The plot builds steadily, as mysterious contradictions concerning Lang’s past begin to emerge, and the narrator is increasingly implicated both in the complex machinations to exonerate Lang and in those to indict him, haplessly playing a life-threatening double game that he was never suited for and would never have chosen to get into. Who is really working for whom? Who will win out in the struggle between Lang and Rycart? Will the narrator at some point have to choose a side? What was the deadly secret that McAra uncovered? And just what was it that happened while Lang was at Cambridge all those years ago?

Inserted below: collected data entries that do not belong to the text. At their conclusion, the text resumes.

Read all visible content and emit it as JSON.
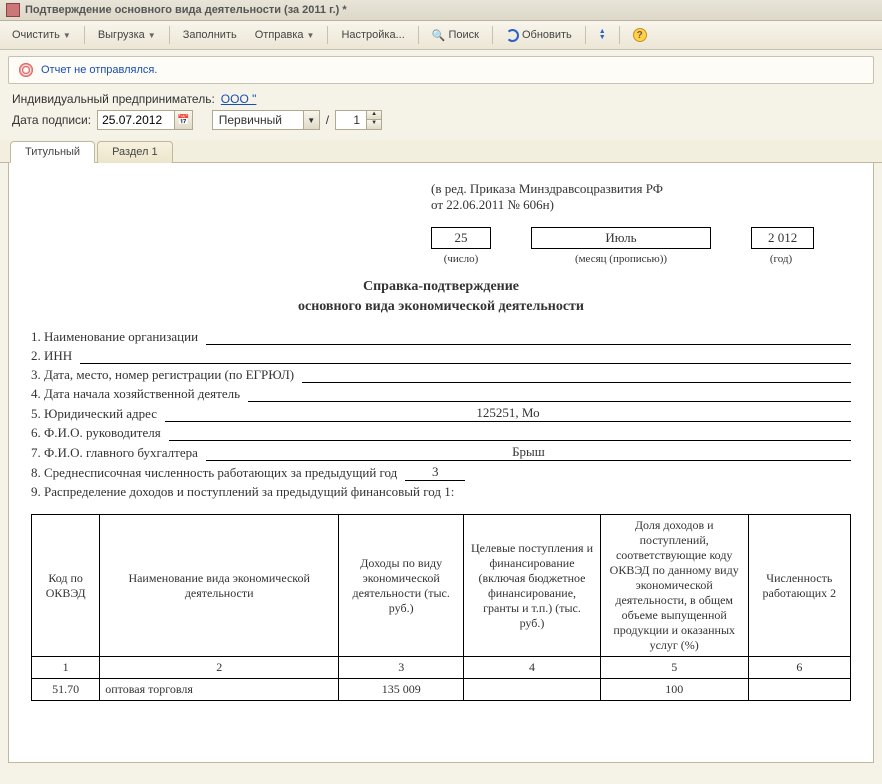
{
  "window": {
    "title": "Подтверждение основного вида деятельности  (за 2011 г.) *"
  },
  "toolbar": {
    "clear": "Очистить",
    "export": "Выгрузка",
    "fill": "Заполнить",
    "send": "Отправка",
    "settings": "Настройка...",
    "search": "Поиск",
    "refresh": "Обновить"
  },
  "status": {
    "text": "Отчет не отправлялся."
  },
  "meta": {
    "entrepreneur_label": "Индивидуальный предприниматель:",
    "entrepreneur_value": "ООО \"",
    "sign_date_label": "Дата подписи:",
    "sign_date_value": "25.07.2012",
    "kind_value": "Первичный",
    "slash": "/",
    "corr_value": "1"
  },
  "tabs": [
    {
      "label": "Титульный",
      "active": true
    },
    {
      "label": "Раздел 1",
      "active": false
    }
  ],
  "doc": {
    "reg_line1": "(в ред. Приказа Минздравсоцразвития РФ",
    "reg_line2": "от 22.06.2011 № 606н)",
    "date": {
      "day": "25",
      "month": "Июль",
      "year": "2 012"
    },
    "captions": {
      "day": "(число)",
      "month": "(месяц (прописью))",
      "year": "(год)"
    },
    "title": "Справка-подтверждение",
    "subtitle": "основного вида экономической деятельности",
    "lines": {
      "l1_label": "1. Наименование организации",
      "l1_value": "",
      "l2_label": "2. ИНН",
      "l2_value": "",
      "l3_label": "3. Дата, место, номер регистрации (по ЕГРЮЛ)",
      "l3_value": "",
      "l4_label": "4. Дата начала хозяйственной деятель",
      "l4_value": "",
      "l5_label": "5. Юридический адрес",
      "l5_value": "125251, Мо",
      "l6_label": "6. Ф.И.О. руководителя",
      "l6_value": "",
      "l7_label": "7. Ф.И.О. главного бухгалтера",
      "l7_value": "Брыш",
      "l8_label": "8. Среднесписочная численность работающих за предыдущий год",
      "l8_value": "3",
      "l9_label": "9. Распределение доходов и поступлений за предыдущий финансовый год 1:"
    },
    "table": {
      "headers": [
        "Код по ОКВЭД",
        "Наименование вида экономической деятельности",
        "Доходы по виду экономической деятельности (тыс. руб.)",
        "Целевые пос­тупления и фи­нансирование (включая бюд­жетное фи­нансирование, гранты и т.п.) (тыс. руб.)",
        "Доля доходов и поступлений, соответствующие коду ОКВЭД по данному виду экономической деятельности, в общем объеме выпущенной продукции и оказанных услуг (%)",
        "Численность работающих 2"
      ],
      "numrow": [
        "1",
        "2",
        "3",
        "4",
        "5",
        "6"
      ],
      "rows": [
        {
          "code": "51.70",
          "name": "оптовая торговля",
          "income": "135 009",
          "target": "",
          "share": "100",
          "count": ""
        }
      ]
    }
  }
}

As is stipulated in the unwritten rulebook of modern political thrillers, The Ghost contains its fair share of newish technology and sprays of brand names. Playing with the conventions, Harris makes his narrator somewhat cackhanded when it comes to dealing with the hi-tech stuff. He has signed a strict confidentiality agreement, one of the conditions of which is that he is not to remove the manuscript of the memoirs from the house on Martha’s Vineyard. All the same, during his first day on the island, he emails himself a copy so he can work on it back at his hotel. But the attachment goes missing in cyberspace – how, or where, he can’t begin to fathom. Then there’s the GPS system in the car that McAra was driving the night he died.

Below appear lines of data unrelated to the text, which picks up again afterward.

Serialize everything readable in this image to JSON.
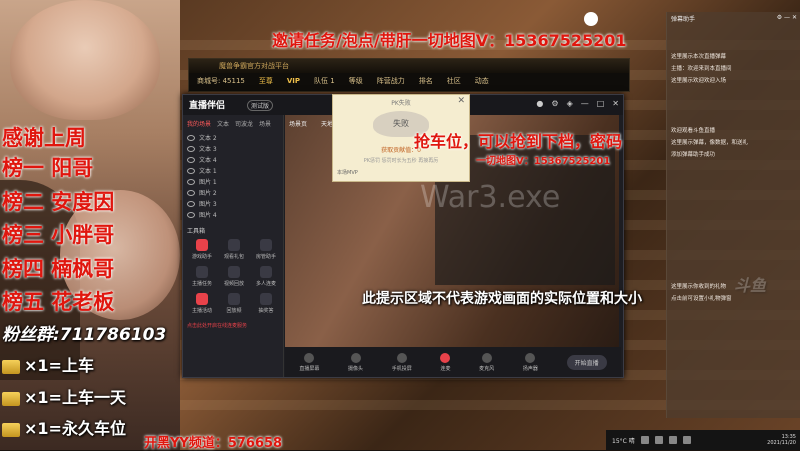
{
  "left_overlay": {
    "thanks_title": "感谢上周",
    "ranks": [
      "榜一 阳哥",
      "榜二 安度因",
      "榜三 小胖哥",
      "榜四 楠枫哥",
      "榜五 花老板"
    ],
    "fan_group": "粉丝群:711786103",
    "rewards": [
      "×1=上车",
      "×1=上车一天",
      "×1=永久车位"
    ],
    "yy_channel": "开黑YY频道：576658"
  },
  "top_banner": "邀请任务/泡点/带肝一切地图V：15367525201",
  "mid_banner": "抢车位，可以抢到下档，密码",
  "mid_small_banner": "一切地图V：15367525201",
  "notice_banner": "此提示区域不代表游戏画面的实际位置和大小",
  "watermark": "War3.exe",
  "game_bar": {
    "title": "魔兽争霸官方对战平台",
    "row2": [
      "商城号: 45115",
      "至尊",
      "VIP",
      "队伍 1",
      "等级",
      "阵营战力",
      "排名",
      "社区",
      "动态"
    ]
  },
  "app": {
    "name": "直播伴侣",
    "version": "测试版",
    "left_tabs": [
      "我的场景",
      "文本",
      "司波龙",
      "场景"
    ],
    "layers": [
      "文本 2",
      "文本 3",
      "文本 4",
      "文本 1",
      "图片 1",
      "图片 2",
      "图片 3",
      "图片 4"
    ],
    "tools_title": "工具箱",
    "tools": [
      {
        "label": "游戏助手",
        "hot": true
      },
      {
        "label": "观看礼包",
        "hot": false
      },
      {
        "label": "房管助手",
        "hot": false
      },
      {
        "label": "主播任务",
        "hot": false
      },
      {
        "label": "视频回放",
        "hot": false
      },
      {
        "label": "多人连麦",
        "hot": false
      },
      {
        "label": "主播活动",
        "hot": true
      },
      {
        "label": "回放频",
        "hot": false
      },
      {
        "label": "抽奖答",
        "hot": false
      }
    ],
    "tip": "点击此处开启在线连麦服务",
    "bottom": [
      {
        "label": "直播屏幕",
        "hot": false
      },
      {
        "label": "摄像头",
        "hot": false
      },
      {
        "label": "手机投屏",
        "hot": false
      },
      {
        "label": "连麦",
        "hot": true
      },
      {
        "label": "麦克风",
        "hot": false
      },
      {
        "label": "扬声器",
        "hot": false
      }
    ],
    "start_button": "开始直播",
    "preview_label": "场景页",
    "preview_label2": "天地"
  },
  "pk_popup": {
    "title": "PK失败",
    "badge": "失败",
    "score": "获取贡献值：0",
    "sub": "PK惩罚 惩罚时长为五秒 再接再厉",
    "mvp": "本场MVP"
  },
  "chat": {
    "title": "弹幕助手",
    "lines": [
      "这里展示本次直播弹幕",
      "主播：欢迎来到本直播间",
      "这里展示欢迎欢迎入场",
      "欢迎观看斗鱼直播",
      "这里展示弹幕，像数据，和送礼",
      "添加弹幕助手成功",
      "这里展示你收到的礼物",
      "点击前可设置小礼物弹窗"
    ]
  },
  "douyu": "斗鱼",
  "taskbar": {
    "weather": "15°C 晴",
    "time": "13:35",
    "date": "2021/11/20"
  }
}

Wanting to get away from the house, to escape an awkward personal situation he has foolishly landed himself in, the narrator takes the ‘tan-coloured Ford Escape SUV’ from the garage. He turns on the ignition, and ‘an American woman’s voice, soft but commanding, said, from somewhere behind me: “Join the road as soon as possible.”’ In due course he disobeys her soft commands. ‘Turn around when possible,’ she says repeatedly. Unable to work out how to switch the device off, he eventually realises – a bit slow on the uptake, as ever – that ‘the woman in the back seat’, another kind of ghost, is directing him along the route that McAra took on the day he died, retracing the journey that led to his death. But neither the narrator nor the reader can have any idea where the GPS system is leading him.

So far, so thrilling. And the twists – with one notable and important exception – are highly pleasing, right up to the neat explanation of how the book you are reading came to be both written and published. Several question marks are raised along the way, however, as is de rigueur with this kind of text, concerning the reliability of the narrator. He goes on at some length about the need when writing a book to tidy up the facts to make the story more satisfying. And then there’s the minor question of how he is able to see the ‘expression of deep scepticism’ on the Vietnamese gardener’s face ‘as he watched me go, wobbling off uncertainly’ on a bicycle to explore the island: uncertainly wobbling cyclists tend not to look back over their shoulders – though perhaps they should.